頭はあんまりよろしくなかったけど(笑)、それなりの会社に就職できて、

仕事でも結果を出しつづけている。

 

で、先日そいつと一緒に飲んでいたときに、同席していた俺の知り合いが、

「どうやったら、そんなふうに結果を出せるんですか?」と尋ねたんだ。

 

そしたら彼は言ったよ。

「俺はいつもクビになる覚悟で仕事をしている。

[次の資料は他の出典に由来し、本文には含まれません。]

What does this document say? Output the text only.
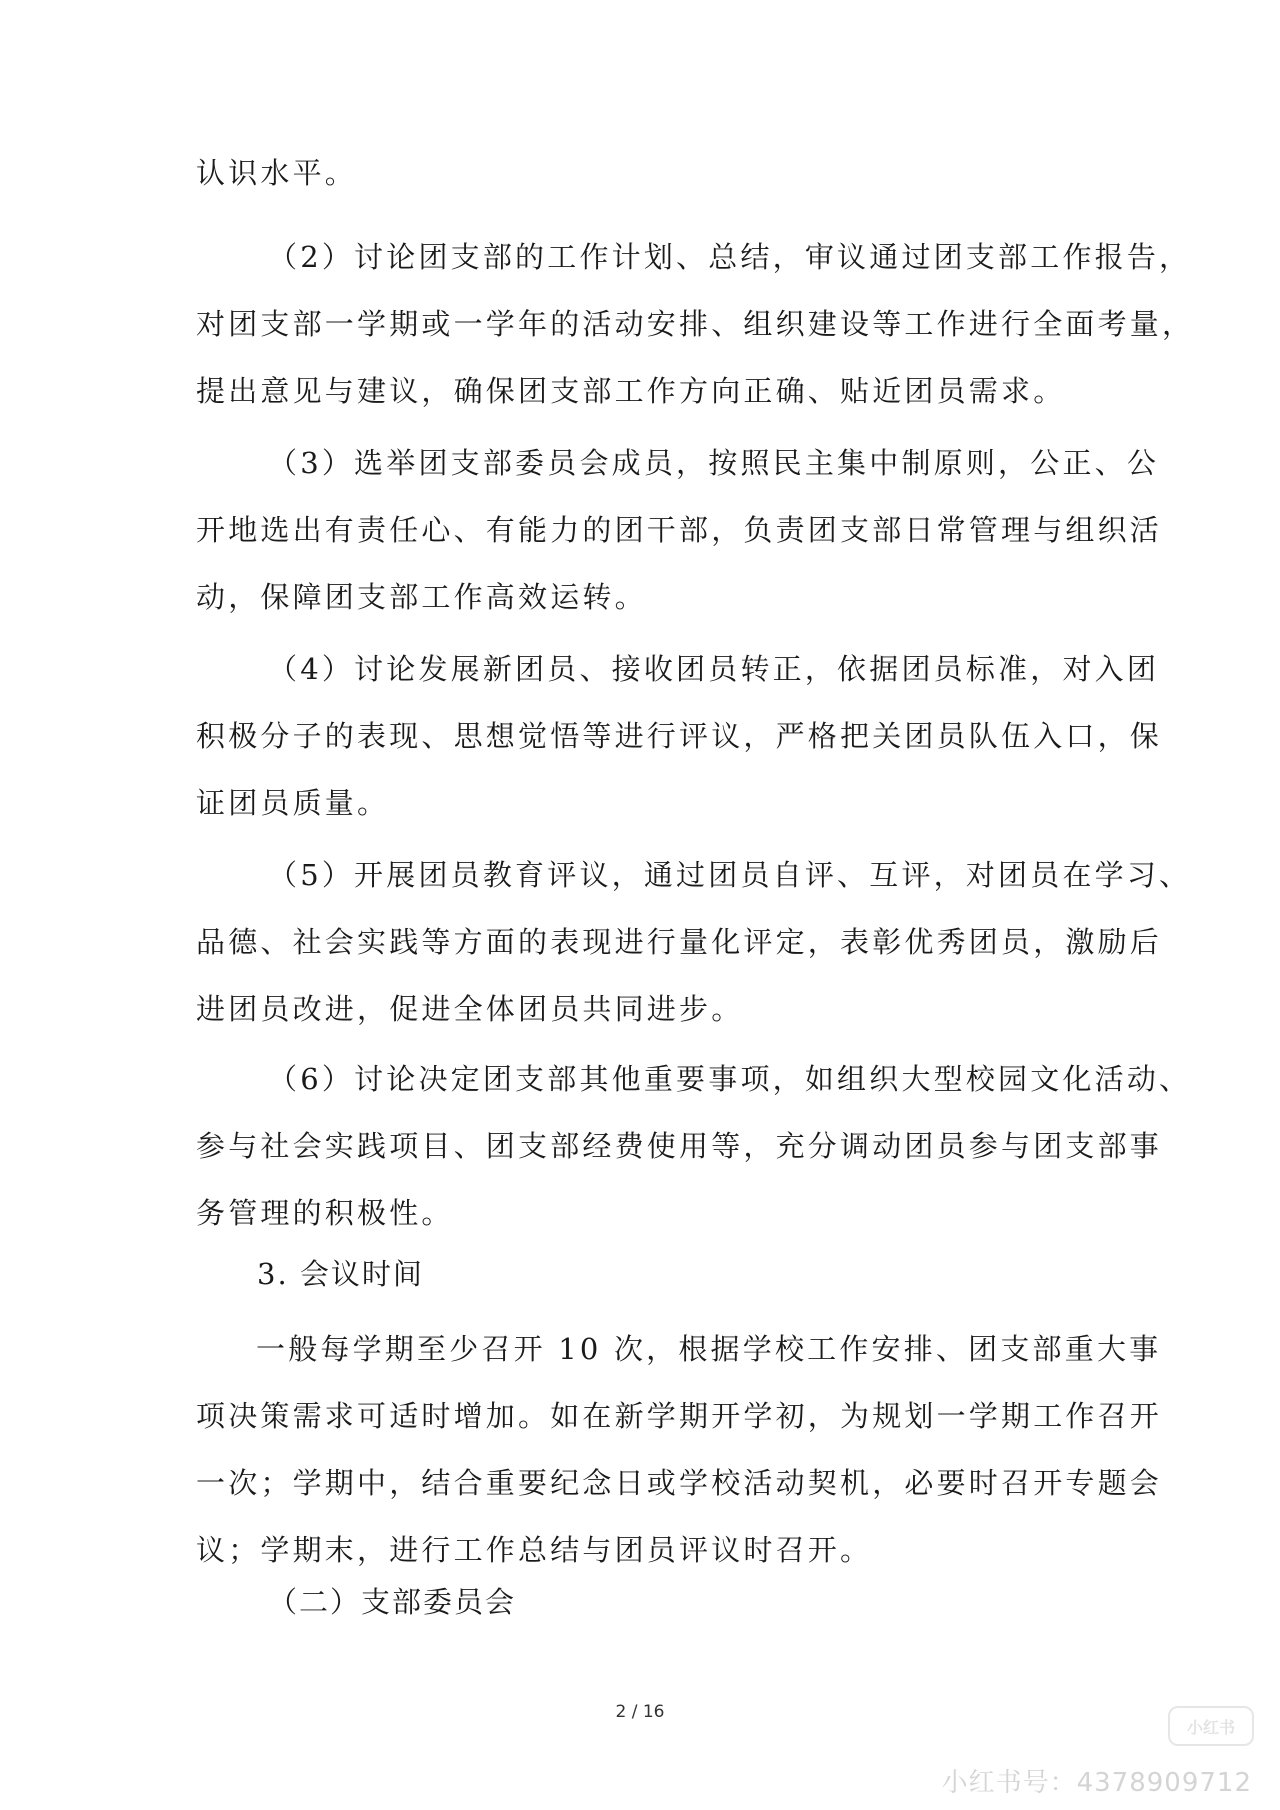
认识水平。

（2）讨论团支部的工作计划、总结，审议通过团支部工作报告，
对团支部一学期或一学年的活动安排、组织建设等工作进行全面考量，
提出意见与建议，确保团支部工作方向正确、贴近团员需求。

（3）选举团支部委员会成员，按照民主集中制原则，公正、公
开地选出有责任心、有能力的团干部，负责团支部日常管理与组织活
动，保障团支部工作高效运转。

（4）讨论发展新团员、接收团员转正，依据团员标准，对入团
积极分子的表现、思想觉悟等进行评议，严格把关团员队伍入口，保
证团员质量。

（5）开展团员教育评议，通过团员自评、互评，对团员在学习、
品德、社会实践等方面的表现进行量化评定，表彰优秀团员，激励后
进团员改进，促进全体团员共同进步。

（6）讨论决定团支部其他重要事项，如组织大型校园文化活动、
参与社会实践项目、团支部经费使用等，充分调动团员参与团支部事
务管理的积极性。

3. 会议时间

一般每学期至少召开 10 次，根据学校工作安排、团支部重大事
项决策需求可适时增加。如在新学期开学初，为规划一学期工作召开
一次；学期中，结合重要纪念日或学校活动契机，必要时召开专题会
议；学期末，进行工作总结与团员评议时召开。

（二）支部委员会
2 / 16
小红书
小红书号：4378909712
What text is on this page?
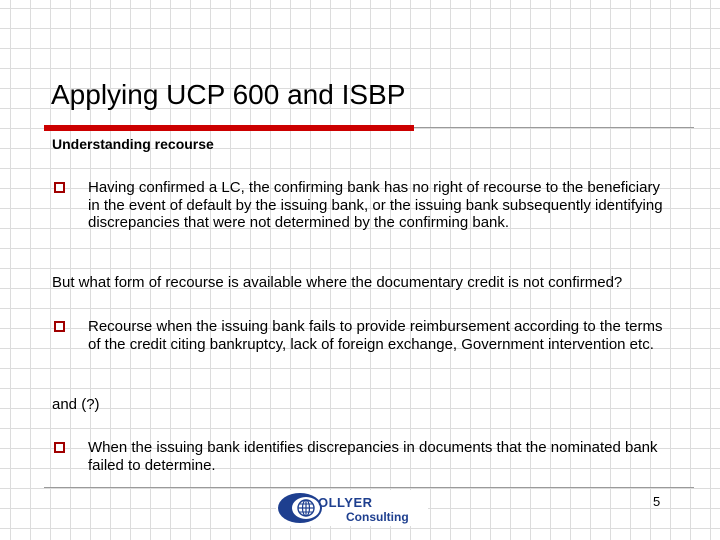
Applying UCP 600 and ISBP
Understanding recourse
Having confirmed a LC, the confirming bank has no right of recourse to the beneficiary in the event of default by the issuing bank, or the issuing bank subsequently identifying discrepancies that were not determined by the confirming bank.
But what form of recourse is available where the documentary credit is not confirmed?
Recourse when the issuing bank fails to provide reimbursement according to the terms of the credit citing bankruptcy, lack of foreign exchange, Government intervention etc.
and (?)
When the issuing bank identifies discrepancies in documents that the nominated bank failed to determine.
OLLYER
Consulting
5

それだけ」

 

どんな仕事でも、組織である以上、規則やルールがある。

最近はとくに、どこもコンプライアンスに関して異常なまでにうるさい。

そういう中で彼は、自分の経験と勘をたよりに、

「ここは勝負に出なあかん!」と思ったときには、規則もルールもぶち破る。

そうしないと、真の解決は得られないし、結果も出ないからだ。

 

そのときに何の覚悟がいるかといえば、

これで会社をクビになってもしゃあない、という覚悟でしかない。

つまりは、100か0かの勝負なのである。

 

こいつはやっぱりすげーな! と俺は思った。

 

たしかに彼は特殊な能力を持っているが、

特殊なだけに、つぶしが利くようなものではない。

組織にいるからこそ、能力を発揮できる。

それは、彼自身もよく分かっているのだが、

それでも、「クビになってもしゃあない」と覚悟を決められるのだ。

 

俺には、彼の言いたいことがよく分かった。

俺だって、組織には属していないけど、精神保健分野の仕事をする以上は、

行政や医療機関などのルールに、がんじがらめにされている。

テレビに顔を出している分、面白おかしく叩かれる可能性もある。

 

だから毎回、業務の大一番の前には、

「これで失敗したら、この仕事から足を洗うしかねーな」

と覚悟を決めている。

 

もちろんこれは、結果を出すためなら法律違反をしてもいいとか、

自分の利益のために、規則やルールをねじまげていい、と言っているのではない。

 

ただ、犠牲なくして得られるものなんて、ないんだよな……と、

幼なじみの言葉を聞いて、あらためて思ったのだ。

 

彼は、何度も勝負に出ては危ない橋を渡っているが、クビにはなっていない。

ということは、今のところ勝ち続けているってことだ。

その絶妙な勝負勘、バランス感覚は、おそらく

スポーツで嫌というほど「勝負」を経験してきたことにより、

培われたのではないかと、俺はふんでいる。

 

その彼が、俺に向かって言う。

「たけしくんこそ、子供の頃からホントに勝負強かったよなあ!」

 

そうなのだ!

俺は剣道をやめた代わりに、独自のやり方で勝負ばかりこいてきた。

それについて書きはじめるときりがないので、またの機会にするが、

実はこの、100か0かの勝負の経験を積むことは、

どんな生き方、どんな仕事をするにしても、必要じゃないかと思っている。

 

生きている間には絶対に、「ここは勝負に出なあかん!」という瞬間が、

幾度となく訪れるのだから。

 

全戦全勝というわけにはいかない、負けることもある。

でも、どこか勝負どころかの自覚もなく、場当たり的にその瞬間を迎えるのか、

やったるど! という意気込みで勝負に向かうのか。

それだけでも、大きな違いが出てくると思うんだな。